Keyhole Markup Language (KML): a spatial data format stored in XML, as originally defined by Keyhole, Inc, and now used by Google Earth and specified as an international standard of the Open Geospatial Consortium.
For this exercise, follow along with Sven's steps as he publishes the workspace from FME Workbench to FME Flow.
Sven opens the starting workspace (C:\FMEData\Workspaces\DeployWorkflowsWithFMEFlow\publish-a-workspace-to-fme-flow.fmw) in FME Workbench (2025.0.1 or later).
Sven runs the workspace by clicking the Run button to confirm it functions as expected.
You may receive an Unexpected Input dialog. You can ignore it and click OK; the translation will still complete successfully. For more information about this warning, see this blog post.
He checks the translation log to confirm that the data was written and the translation is successful.
The output KML Parks data is written to C:\FMEData\Output, and he opens the KML files in Google Earth.

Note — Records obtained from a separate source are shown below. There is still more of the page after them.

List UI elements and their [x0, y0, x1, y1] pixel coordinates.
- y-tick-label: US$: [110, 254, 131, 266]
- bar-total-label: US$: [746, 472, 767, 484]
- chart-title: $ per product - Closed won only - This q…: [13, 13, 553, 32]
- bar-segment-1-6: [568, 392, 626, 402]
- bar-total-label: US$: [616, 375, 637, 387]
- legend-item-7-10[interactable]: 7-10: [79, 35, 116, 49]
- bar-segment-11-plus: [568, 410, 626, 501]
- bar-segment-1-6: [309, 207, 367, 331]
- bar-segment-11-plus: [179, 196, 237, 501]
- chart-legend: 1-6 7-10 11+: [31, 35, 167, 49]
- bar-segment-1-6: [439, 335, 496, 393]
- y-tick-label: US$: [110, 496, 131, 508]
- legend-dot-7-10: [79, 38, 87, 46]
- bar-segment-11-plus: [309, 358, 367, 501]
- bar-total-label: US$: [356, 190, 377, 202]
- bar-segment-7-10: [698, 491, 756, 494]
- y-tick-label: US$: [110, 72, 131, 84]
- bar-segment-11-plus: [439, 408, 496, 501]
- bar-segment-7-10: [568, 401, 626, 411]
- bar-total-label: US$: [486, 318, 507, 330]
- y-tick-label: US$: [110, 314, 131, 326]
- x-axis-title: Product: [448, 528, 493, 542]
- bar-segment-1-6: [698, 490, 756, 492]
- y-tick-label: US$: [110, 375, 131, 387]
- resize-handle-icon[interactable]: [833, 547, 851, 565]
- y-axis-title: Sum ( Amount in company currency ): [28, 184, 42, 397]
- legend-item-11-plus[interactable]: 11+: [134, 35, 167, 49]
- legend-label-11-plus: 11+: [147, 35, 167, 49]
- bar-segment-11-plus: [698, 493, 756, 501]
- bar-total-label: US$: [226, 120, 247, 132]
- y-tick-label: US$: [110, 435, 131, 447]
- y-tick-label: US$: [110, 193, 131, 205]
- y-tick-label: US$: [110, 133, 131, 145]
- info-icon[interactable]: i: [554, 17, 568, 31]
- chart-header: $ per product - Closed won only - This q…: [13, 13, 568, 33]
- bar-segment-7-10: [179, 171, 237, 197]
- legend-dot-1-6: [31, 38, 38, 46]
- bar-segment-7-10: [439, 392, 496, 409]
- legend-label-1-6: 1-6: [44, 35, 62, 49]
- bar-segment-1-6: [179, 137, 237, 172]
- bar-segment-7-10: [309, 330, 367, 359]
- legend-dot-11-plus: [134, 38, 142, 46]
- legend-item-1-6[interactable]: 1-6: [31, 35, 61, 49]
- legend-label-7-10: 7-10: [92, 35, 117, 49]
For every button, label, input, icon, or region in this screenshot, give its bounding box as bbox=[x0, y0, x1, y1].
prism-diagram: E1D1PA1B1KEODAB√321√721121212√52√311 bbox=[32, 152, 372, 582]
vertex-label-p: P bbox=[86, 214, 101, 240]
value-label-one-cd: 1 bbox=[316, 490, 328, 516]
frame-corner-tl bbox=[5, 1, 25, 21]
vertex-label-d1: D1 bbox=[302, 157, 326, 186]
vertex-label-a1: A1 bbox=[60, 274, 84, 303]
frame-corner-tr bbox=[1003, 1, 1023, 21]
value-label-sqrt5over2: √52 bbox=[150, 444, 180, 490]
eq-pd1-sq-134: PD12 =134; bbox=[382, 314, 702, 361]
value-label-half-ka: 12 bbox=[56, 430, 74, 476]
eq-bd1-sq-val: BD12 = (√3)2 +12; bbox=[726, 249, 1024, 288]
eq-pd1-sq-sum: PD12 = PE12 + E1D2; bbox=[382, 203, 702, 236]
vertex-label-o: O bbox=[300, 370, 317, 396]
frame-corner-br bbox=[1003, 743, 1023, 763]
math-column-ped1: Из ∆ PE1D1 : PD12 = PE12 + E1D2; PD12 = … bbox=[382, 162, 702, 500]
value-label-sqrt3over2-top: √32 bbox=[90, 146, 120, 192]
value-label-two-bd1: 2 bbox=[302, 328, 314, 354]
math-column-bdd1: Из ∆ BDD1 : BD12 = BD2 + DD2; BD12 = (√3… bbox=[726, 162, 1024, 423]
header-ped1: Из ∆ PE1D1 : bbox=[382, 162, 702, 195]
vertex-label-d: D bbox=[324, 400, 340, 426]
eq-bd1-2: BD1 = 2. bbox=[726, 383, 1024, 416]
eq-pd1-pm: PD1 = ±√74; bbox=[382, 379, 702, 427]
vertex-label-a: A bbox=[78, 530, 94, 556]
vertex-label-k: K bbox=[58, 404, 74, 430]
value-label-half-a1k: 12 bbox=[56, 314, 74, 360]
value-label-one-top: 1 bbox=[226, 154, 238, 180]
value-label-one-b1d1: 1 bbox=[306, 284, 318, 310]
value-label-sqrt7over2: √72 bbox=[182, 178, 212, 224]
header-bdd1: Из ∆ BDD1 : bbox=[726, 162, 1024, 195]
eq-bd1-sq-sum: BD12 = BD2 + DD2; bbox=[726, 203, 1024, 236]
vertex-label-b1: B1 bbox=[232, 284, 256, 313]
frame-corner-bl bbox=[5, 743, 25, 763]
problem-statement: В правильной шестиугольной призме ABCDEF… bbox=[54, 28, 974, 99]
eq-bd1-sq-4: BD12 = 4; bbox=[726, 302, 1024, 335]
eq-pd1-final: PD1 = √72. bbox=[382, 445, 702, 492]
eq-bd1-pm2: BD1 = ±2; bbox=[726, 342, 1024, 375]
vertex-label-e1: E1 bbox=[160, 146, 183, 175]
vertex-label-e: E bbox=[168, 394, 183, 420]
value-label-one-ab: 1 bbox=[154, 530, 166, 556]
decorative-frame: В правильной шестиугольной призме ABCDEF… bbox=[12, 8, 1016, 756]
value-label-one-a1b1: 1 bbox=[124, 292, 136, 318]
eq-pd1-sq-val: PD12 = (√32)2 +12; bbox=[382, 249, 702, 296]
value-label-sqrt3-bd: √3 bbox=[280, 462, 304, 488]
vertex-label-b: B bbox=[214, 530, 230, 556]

Sven returns to FME Workbench. In the top toolbar, he confirms his FME Flow is connected and clicks Publish to begin the publishing process.
The publishing wizard's first part is selecting an FME Flow Connection. Sven's current connection is connected and ready to use, denoted by the green checkmark.
For the Repository Name, Sven clicks New... and creates a new Training repository to house his workspace.
Sven leaves the workspace name as the default. He could alter the name if he needed to.
Sven clicks next and registers the workspace with the Job Submitter service for now. Later, Sven will update the workspace and publish it again with the Data Download and Data Streaming services.
Sven clicks Publish to complete the publishing process.
Sven checks the translation log for any errors when publishing the workspace to FME Flow. Sven sees that publishing was successful and reviews the Publish Summary information.
Sven has successfully published his first workspace to FME Flow. Sven and his colleagues can now access and run this workspace on FME Flow, which he will do in the next lesson.